Has anybody else out there had to deal with this?
Are these people looking out for me or trying to beat me down?
This will be the sixth business I’ve started during the past twenty years (3 of 5 are still going strong). One is a prominent industry leader in a worldwide marketplace–but I’m burned-out and have turned operations over to one of my sons. The two failures have been retail where the market proved smaller than anticipated and simply weren’t worth the work. This will be my first restaurant, however.
The business concept is simple. Produce perfect NY style pizza. Use the freshest, top-quality ingredients, make the very best pizza within 100 miles, and never compromise on these standards. I’ve been baking for two months, first in my home oven and now in a used Blodgett. My pizza has reached a level where it is easily superior to the chains in town. The taste testers I invite over are asked to be critical but are now 100% positive in their overall evaluations, with some giving minor tips (i.e. “I’d like to taste more garlic”, etc.). Several have stated voluntarily that mine is the best pizza they’ve ever eaten (remember, we’re in California and that bar isn’t terribly high). However, I still have several more months of full-time development work and tasting tests to do before the menu is rock solid. My wife, is a full-fledged chef who was classically trained in Italy, is working on a dessert menu, too.
But putting the positive comments aside, I am having trouble dealing with the overwhelming amount of negativism I receive, particularly from family (my mother is the absolute worst) and neighbors:
“You don’t want to ever open a restaurant.”
“More restaurants fail than any other type of business.”
“You’ll burn-out and end up in the hospital.”
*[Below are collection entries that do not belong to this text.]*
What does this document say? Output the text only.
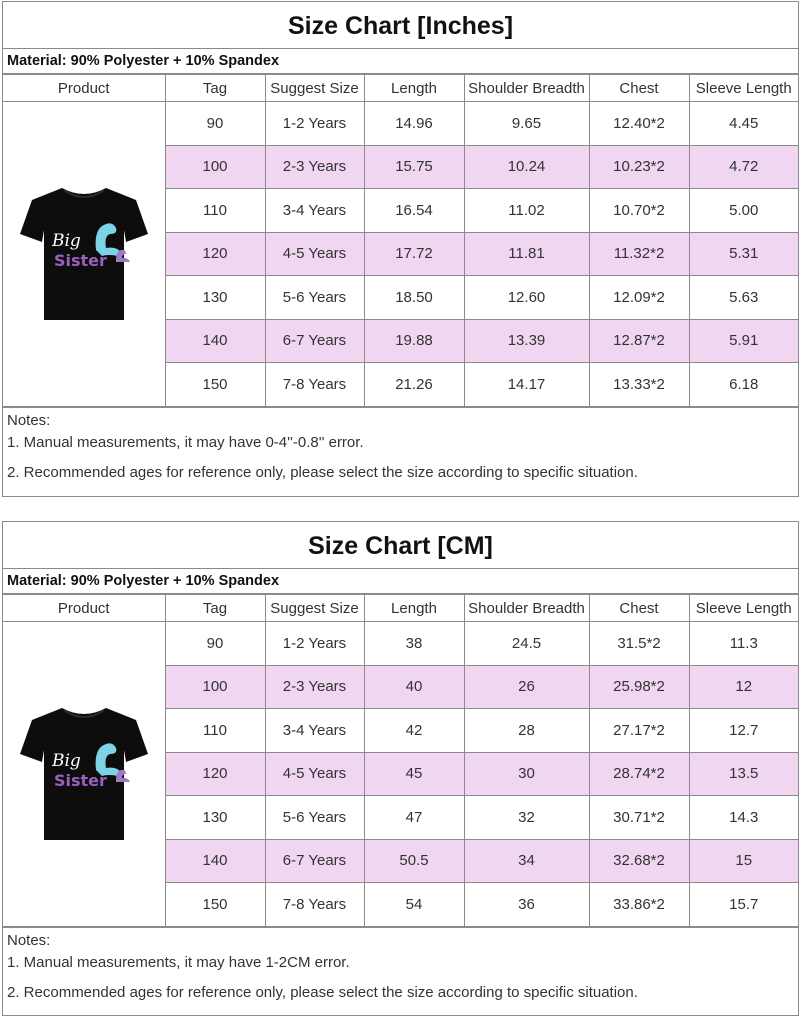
Size Chart [Inches]
Material: 90% Polyester + 10% Spandex
Product	Tag	Suggest Size	Length	Shoulder Breadth	Chest	Sleeve Length

Big
Sister	90	1-2 Years	14.96	9.65	12.40*2	4.45
	100	2-3 Years	15.75	10.24	10.23*2	4.72
	110	3-4 Years	16.54	11.02	10.70*2	5.00
	120	4-5 Years	17.72	11.81	11.32*2	5.31
	130	5-6 Years	18.50	12.60	12.09*2	5.63
	140	6-7 Years	19.88	13.39	12.87*2	5.91
	150	7-8 Years	21.26	14.17	13.33*2	6.18
Notes:
1. Manual measurements, it may have 0-4''-0.8'' error.
2. Recommended ages for reference only, please select the size according to specific situation.
Size Chart [CM]
Material: 90% Polyester + 10% Spandex
Product	Tag	Suggest Size	Length	Shoulder Breadth	Chest	Sleeve Length

Big
Sister	90	1-2 Years	38	24.5	31.5*2	11.3
	100	2-3 Years	40	26	25.98*2	12
	110	3-4 Years	42	28	27.17*2	12.7
	120	4-5 Years	45	30	28.74*2	13.5
	130	5-6 Years	47	32	30.71*2	14.3
	140	6-7 Years	50.5	34	32.68*2	15
	150	7-8 Years	54	36	33.86*2	15.7
Notes:
1. Manual measurements, it may have 1-2CM error.
2. Recommended ages for reference only, please select the size according to specific situation.
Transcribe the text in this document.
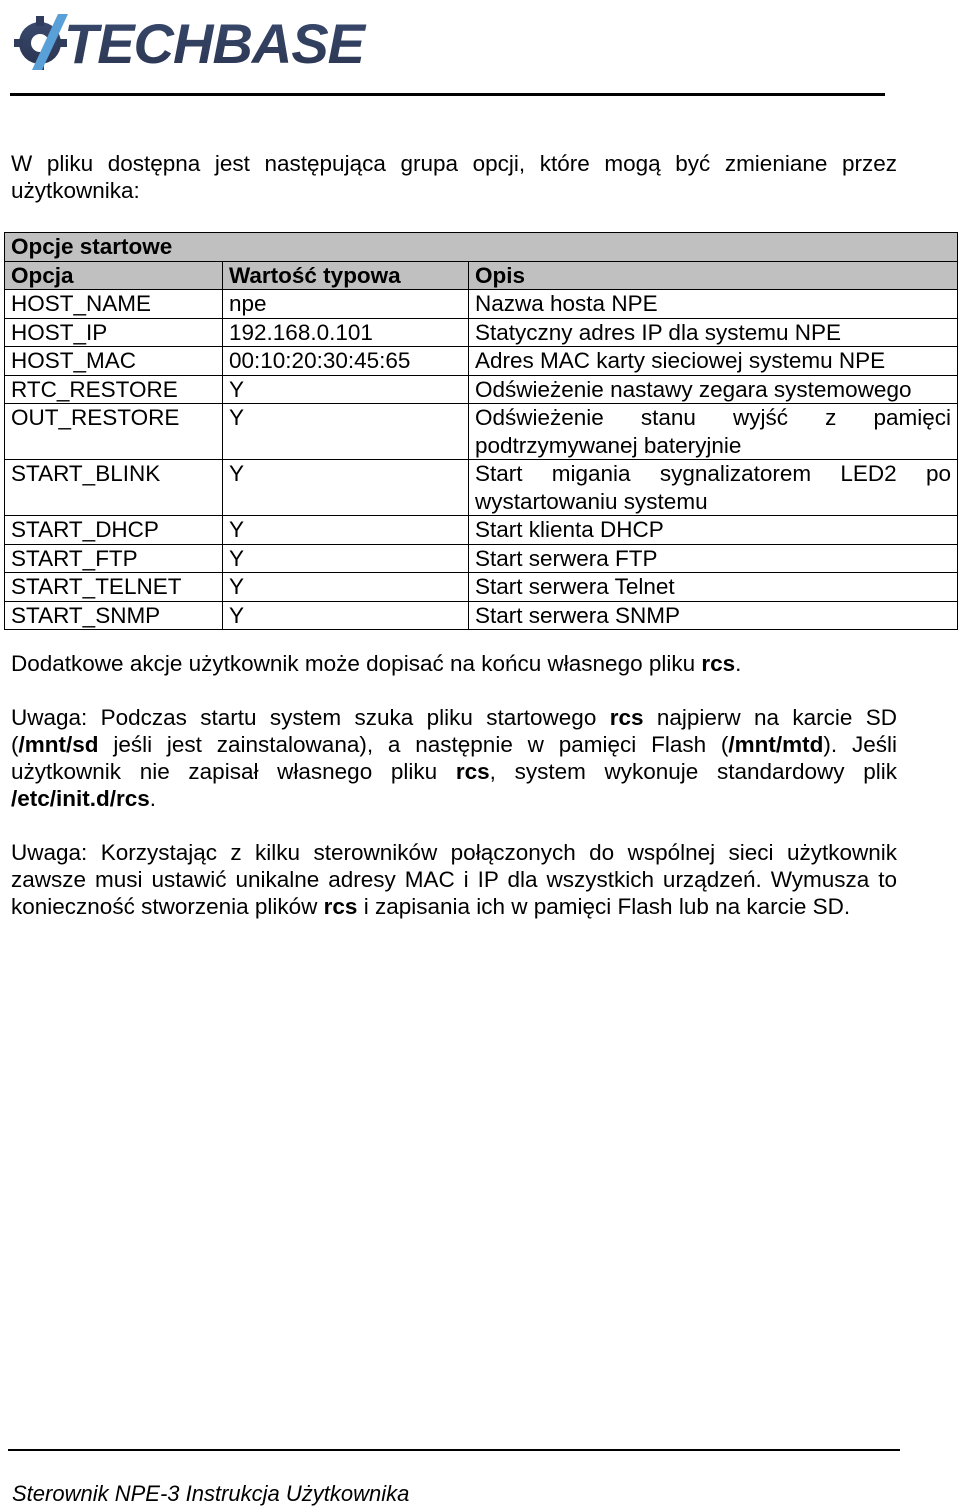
TECHBASE
W pliku dostępna jest następująca grupa opcji, które mogą być zmieniane przez użytkownika:
Opcje startowe		
Opcja	Wartość typowa	Opis
HOST_NAME	npe	Nazwa hosta NPE
HOST_IP	192.168.0.101	Statyczny adres IP dla systemu NPE
HOST_MAC	00:10:20:30:45:65	Adres MAC karty sieciowej systemu NPE
RTC_RESTORE	Y	Odświeżenie nastawy zegara systemowego
OUT_RESTORE	Y	Odświeżenie stanu wyjść z pamięci podtrzymywanej bateryjnie
START_BLINK	Y	Start migania sygnalizatorem LED2 po wystartowaniu systemu
START_DHCP	Y	Start klienta DHCP
START_FTP	Y	Start serwera FTP
START_TELNET	Y	Start serwera Telnet
START_SNMP	Y	Start serwera SNMP
Dodatkowe akcje użytkownik może dopisać na końcu własnego pliku rcs.
Uwaga: Podczas startu system szuka pliku startowego rcs najpierw na karcie SD (/mnt/sd jeśli jest zainstalowana), a następnie w pamięci Flash (/mnt/mtd). Jeśli użytkownik nie zapisał własnego pliku rcs, system wykonuje standardowy plik /etc/init.d/rcs.
Uwaga: Korzystając z kilku sterowników połączonych do wspólnej sieci użytkownik zawsze musi ustawić unikalne adresy MAC i IP dla wszystkich urządzeń. Wymusza to konieczność stworzenia plików rcs i zapisania ich w pamięci Flash lub na karcie SD.
Sterownik NPE-3 Instrukcja Użytkownika
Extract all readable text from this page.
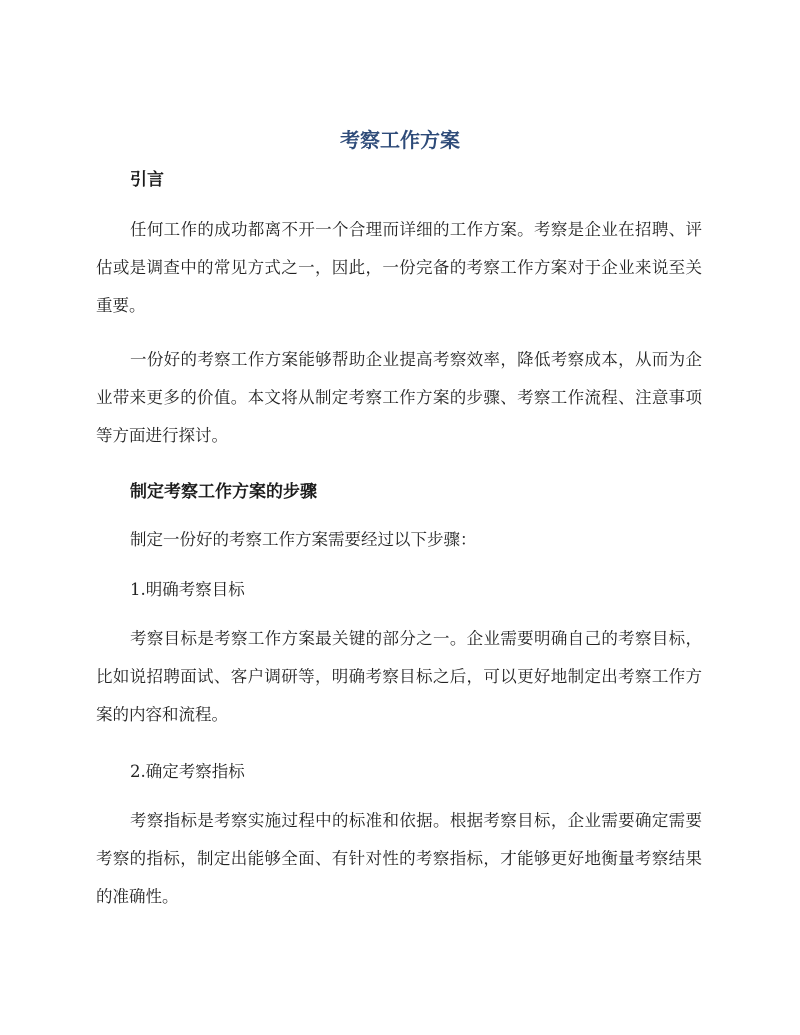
考察工作方案
引言

任何工作的成功都离不开一个合理而详细的工作方案。考察是企业在招聘、评估或是调查中的常见方式之一，因此，一份完备的考察工作方案对于企业来说至关重要。

一份好的考察工作方案能够帮助企业提高考察效率，降低考察成本，从而为企业带来更多的价值。本文将从制定考察工作方案的步骤、考察工作流程、注意事项等方面进行探讨。

制定考察工作方案的步骤

制定一份好的考察工作方案需要经过以下步骤：

1.明确考察目标

考察目标是考察工作方案最关键的部分之一。企业需要明确自己的考察目标，比如说招聘面试、客户调研等，明确考察目标之后，可以更好地制定出考察工作方案的内容和流程。

2.确定考察指标

考察指标是考察实施过程中的标准和依据。根据考察目标，企业需要确定需要考察的指标，制定出能够全面、有针对性的考察指标，才能够更好地衡量考察结果的准确性。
“Don’t do anything until Obama is out of office.”
“Wait until the economy turns around.”
“Don’t go into business you know nothing about.” (Said right after, “This is great pizza.”)
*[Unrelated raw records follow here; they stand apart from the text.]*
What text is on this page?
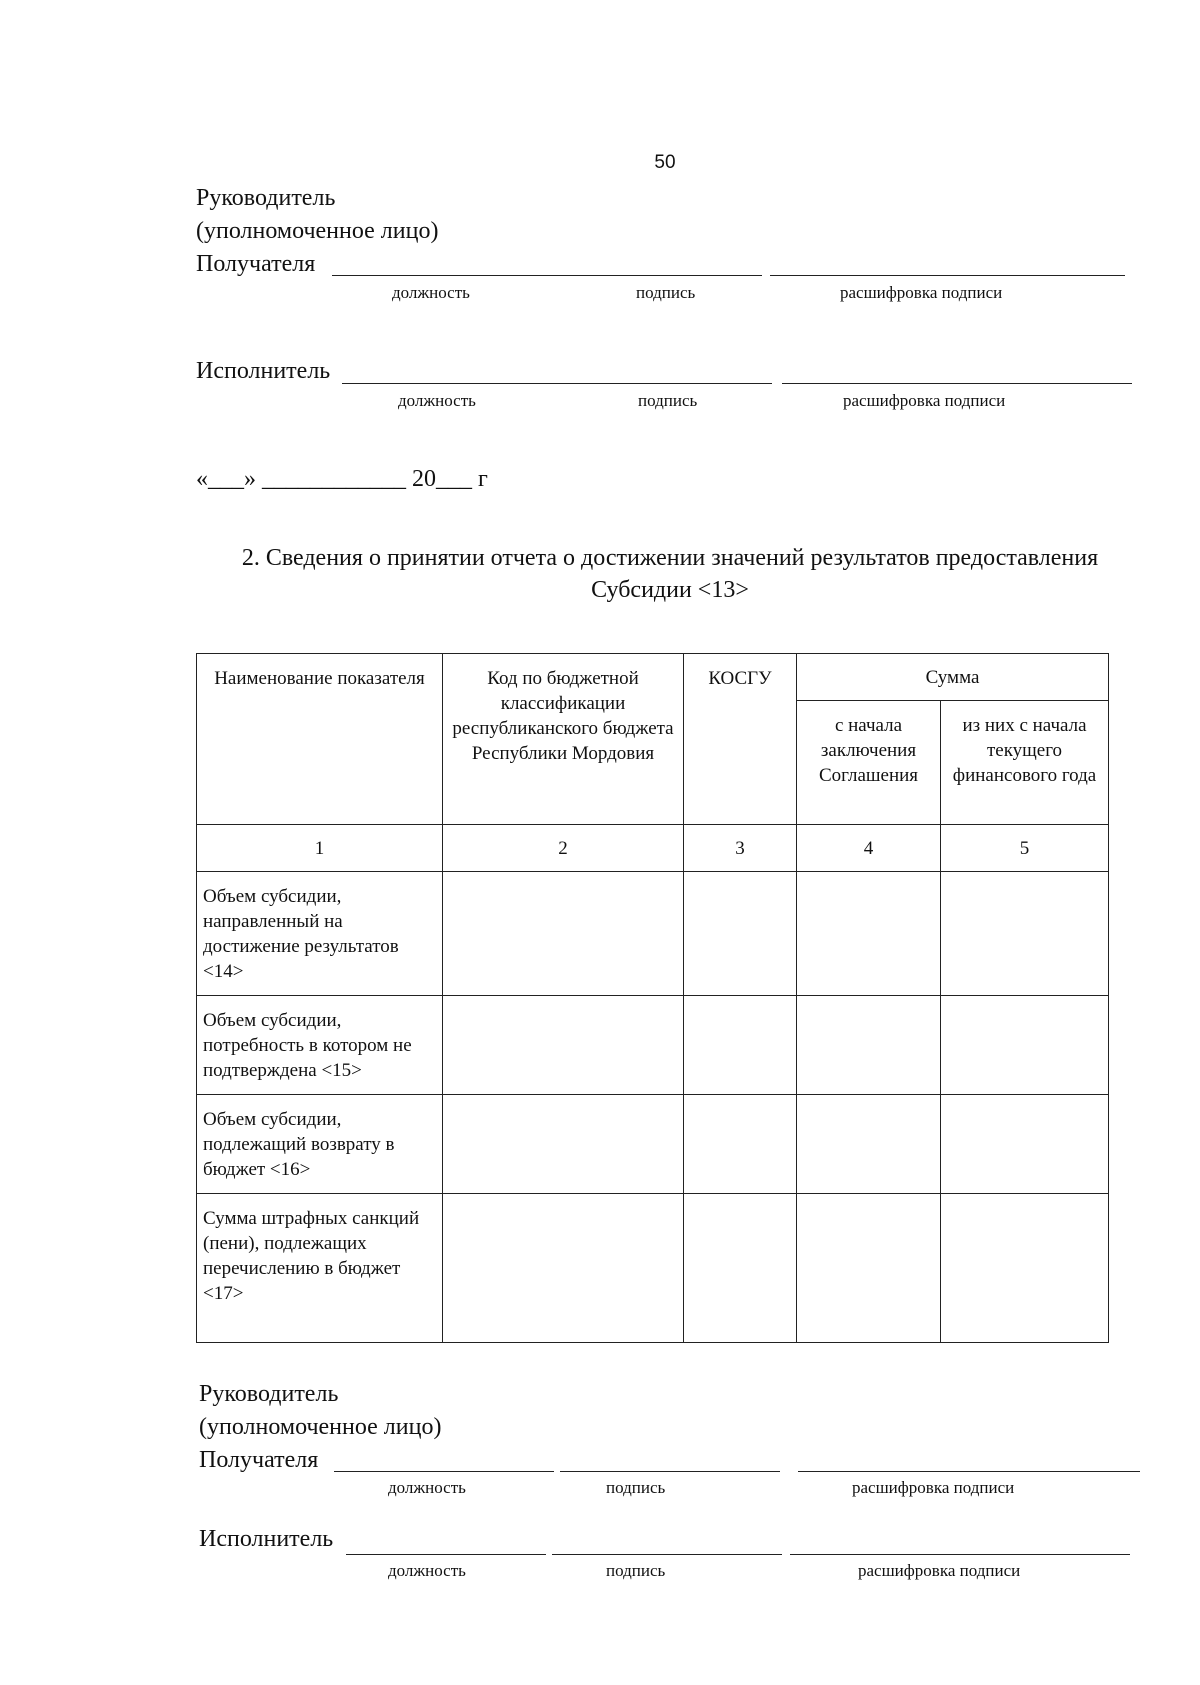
50
Руководитель
(уполномоченное лицо)
Получателя
должность	подпись	расшифровка подписи
Исполнитель
должность	подпись	расшифровка подписи
«___» ____________ 20___ г
2. Сведения о принятии отчета о достижении значений результатов предоставления
Субсидии <13>
Наименование показателя	Код по бюджетной классификации республиканского бюджета Республики Мордовия	КОСГУ	Сумма	
			с начала заключения Соглашения	из них с начала текущего финансового года
1	2	3	4	5
Объем субсидии, направленный на достижение результатов <14>				
Объем субсидии, потребность в котором не подтверждена <15>				
Объем субсидии, подлежащий возврату в бюджет <16>				
Сумма штрафных санкций (пени), подлежащих перечислению в бюджет <17>				
Руководитель
(уполномоченное лицо)
Получателя
должность	подпись	расшифровка подписи
Исполнитель
должность	подпись	расшифровка подписи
“Two other restaurants went broke in that location.”
“What are you going to do when a bunch of people shows up at once?”
“How are you going to take orders and make the right thing?”
“You can’t touch the money and the food.”
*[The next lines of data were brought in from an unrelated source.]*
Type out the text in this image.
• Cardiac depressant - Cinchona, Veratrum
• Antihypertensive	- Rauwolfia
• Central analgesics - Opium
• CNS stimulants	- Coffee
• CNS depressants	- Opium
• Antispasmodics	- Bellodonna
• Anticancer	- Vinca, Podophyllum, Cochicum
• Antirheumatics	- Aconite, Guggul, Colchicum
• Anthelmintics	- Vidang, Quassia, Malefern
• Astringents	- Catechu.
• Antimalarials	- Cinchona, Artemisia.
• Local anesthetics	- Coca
“You know the health department will inspect.”
“How can your kids take the orders?” (They’re 20+ and college grads)
“Remember when you failed at _______, you don’t want that to happen again.”
“You should go back to being a teacher.”
Like the old DOS command states: “Abort, retry, ignore?” I don’t know whether to scream, listen, give-up, or just keep my head down, working toward the goal. I’ve never faced such resistance and negativism when discussing a business concept and the dream. While at the same time, witnessing such joy and enthusiasm from the taste testers and the people who sample what is being produced.
Has anybody else out there had to deal with this?
Are these people looking out for me or trying to beat me down?